What happened
A study by Novelene Goklish et al., published in J Med Internet Res (2026) and indexed on PubMed, performed a retrospective secondary analysis of electronic health record data from adult Emergency Department visits at an Indian Health Service facility between October 1, 2019 and October 2, 2021. The authors compared strategies that combined an EHR-based machine learning risk model with the Ask Suicide-Screening Questions (ASQ) to using the ASQ alone. Performance metrics reported in the paper, summarized on JoVE, include sensitivity, specificity, and predictive values evaluated across 10 cross-validated folds.
Technical details
Per the methods reported in the paper, the study implemented a logistic regression ML model and evaluated two operational thresholds, the 95th percentile (high risk) and the 75th percentile (medium risk). The authors compared three operational strategies: ML-only at thresholds, serial testing (ML high-risk followed by ASQ), and parallel testing (flag if either ML medium-risk or ASQ positive). Reported results in the article and JoVE summary show the ML medium-risk threshold alone achieved sensitivity 0.782, parallel testing reached sensitivity 0.795 without missing ASQ-identified cases, and serial testing maximized positive predictive ability with PPV 0.050 while lowering sensitivity.
Industry context
Editorial analysis: Models for low-prevalence clinical outcomes, such as suicide attempts, commonly trade higher sensitivity against low positive predictive value, producing many false positives in routine care. Combining a broadly sensitive ML signal with a brief, validated instrument like the ASQ follows an established pattern in diagnostic workflows where one tool screens widely and another refines risk. Evaluation in a defined clinical population, here American Indian and Alaska Native patients at an IHS site, is essential because baseline prevalence and EHR data completeness affect absolute performance and equity of predictions.
What to watch
For practitioners: look for external validation and prospective pilot studies that measure workflow impact, clinician burden from false positives, acceptability in tribal health settings, and whether combined strategies materially change follow-up actions or outcomes. Also monitor reporting on calibration, subgroup performance across demographic strata, and any assessment of unintended harms or community-engaged governance described in follow-up work.
Key Points
- 1A retrospective J Med Internet Res study shows combining an EHR ML model with ASQ raises sensitivity versus ASQ alone, improving case detection.

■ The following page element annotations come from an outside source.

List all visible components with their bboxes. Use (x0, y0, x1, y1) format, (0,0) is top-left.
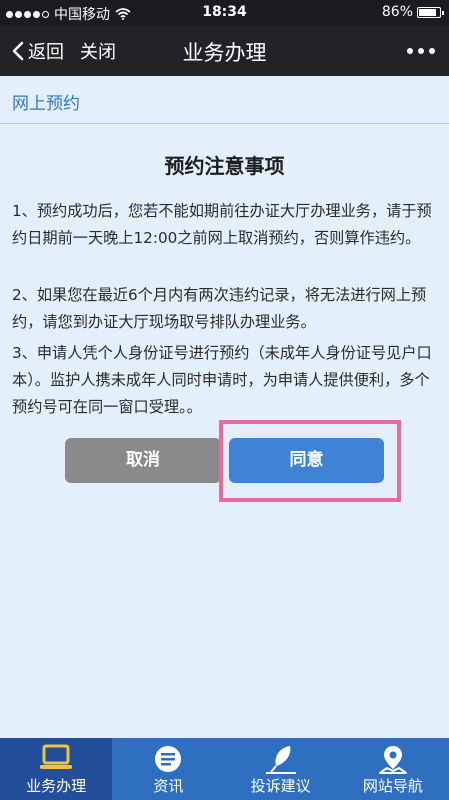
notice-item-2: 2、如果您在最近6个月内有两次违约记录，将无法进行网上预约，请您到办证大厅现场取… (12, 286, 427, 331)
tab-site-navigation[interactable]: 网站导航 (337, 738, 449, 800)
notice-item-1: 1、预约成功后，您若不能如期前往办证大厅办理业务，请于预约日期前一天晚上12:0… (12, 202, 432, 247)
tab-label: 资讯 (153, 777, 184, 795)
more-dots-icon (407, 48, 413, 54)
status-bar: 中国移动 18:34 86% (0, 0, 449, 26)
battery-percent: 86% (381, 4, 413, 20)
tab-label: 业务办理 (26, 777, 87, 795)
navigation-bar: 返回 关闭 业务办理 (0, 26, 449, 76)
feather-icon (265, 746, 296, 774)
tab-label: 投诉建议 (250, 777, 311, 795)
cancel-button[interactable]: 取消 (65, 438, 221, 483)
bottom-tab-bar: 业务办理 资讯 投诉建议 网站导航 (0, 738, 449, 800)
news-icon (155, 746, 182, 772)
battery-icon (417, 6, 444, 18)
section-header: 网上预约 (0, 76, 449, 124)
section-title: 网上预约 (12, 94, 80, 114)
tab-label: 网站导航 (362, 777, 423, 795)
page-title: 业务办理 (182, 41, 267, 65)
tab-complaints[interactable]: 投诉建议 (225, 738, 337, 800)
tab-business[interactable]: 业务办理 (0, 738, 113, 800)
highlight-box (219, 420, 401, 502)
notice-item-3: 3、申请人凭个人身份证号进行预约（未成年人身份证号见户口本）。监护人携未成年人同… (12, 344, 432, 416)
notice-title: 预约注意事项 (164, 154, 285, 178)
laptop-icon (40, 744, 73, 769)
map-pin-icon (378, 746, 407, 774)
tab-news[interactable]: 资讯 (112, 738, 224, 800)
more-options-button[interactable] (407, 48, 435, 54)
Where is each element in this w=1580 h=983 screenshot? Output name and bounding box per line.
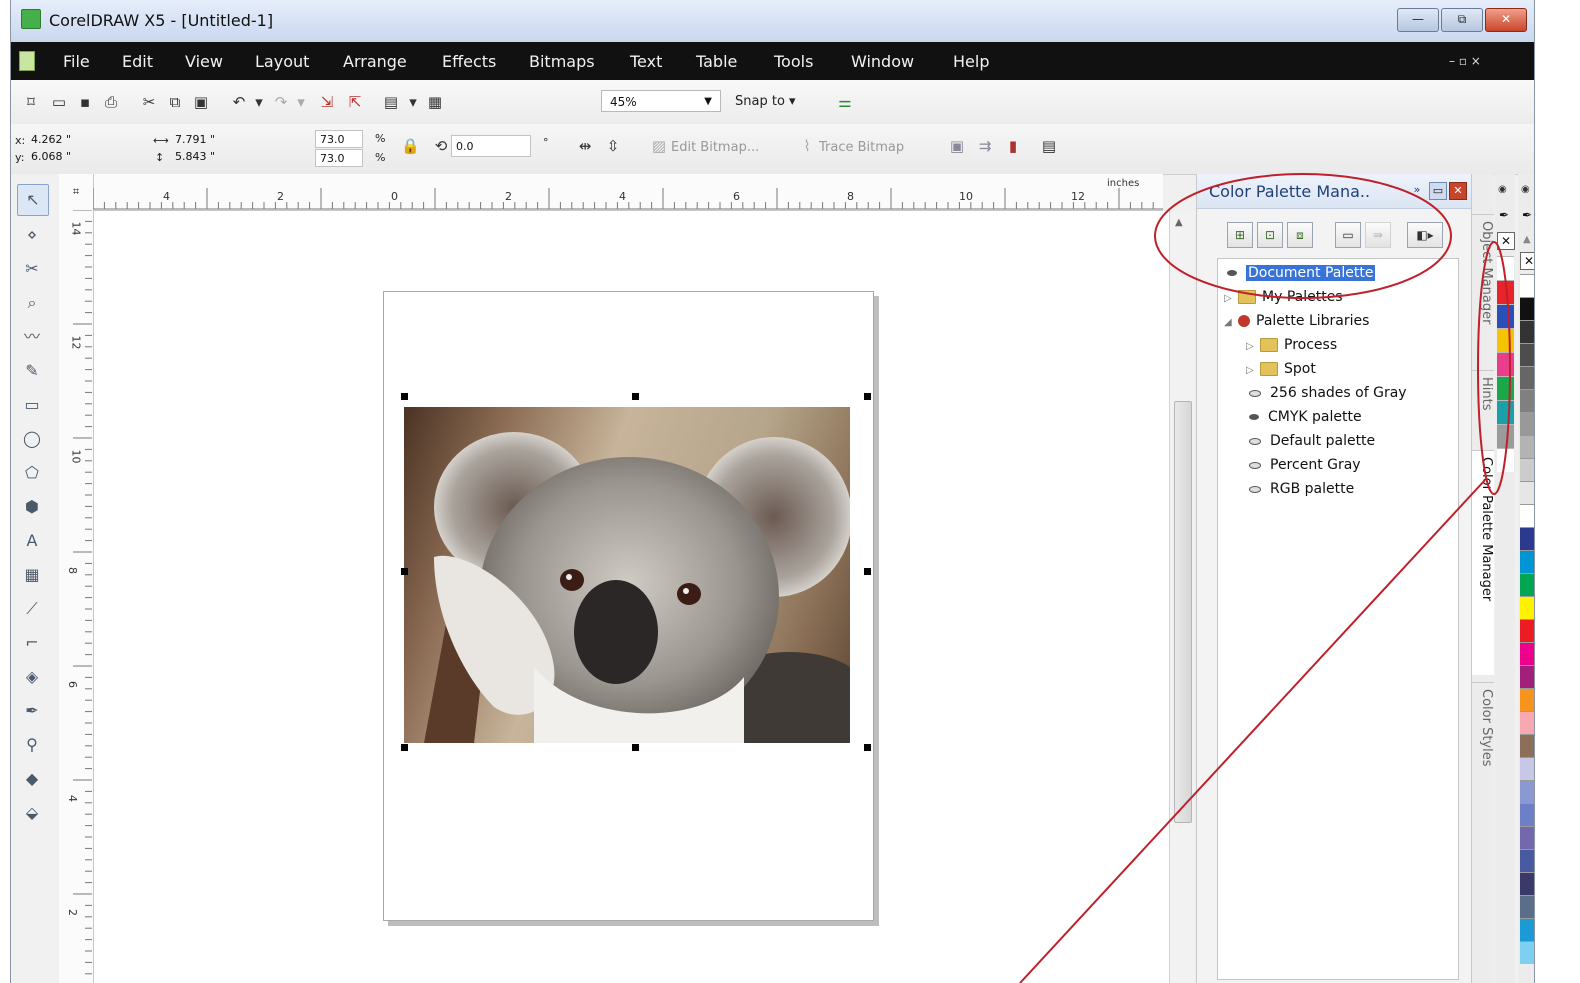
annotation-pointer-line bbox=[1019, 479, 1486, 983]
highlight-docker-toolbar bbox=[1154, 173, 1452, 299]
highlight-document-palette bbox=[1477, 241, 1511, 495]
annotation-overlay bbox=[1019, 173, 1511, 983]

- 2Industry context: Low-prevalence outcomes produce low PPV; combining a sensitive ML screen with a brief instrument follows common diagnostic tradeoffs.
- 3For practitioners: External validation, prospective pilots, and subgroup calibration are critical before operational deployment in IHS and tribal settings.
Scoring Rationale
This is a notable applied ML study with direct implications for clinical screening workflows and equity in a high-risk population. It is primarily relevant to practitioners integrating EHR-based models with screening tools; broader impact depends on external validation and prospective implementation.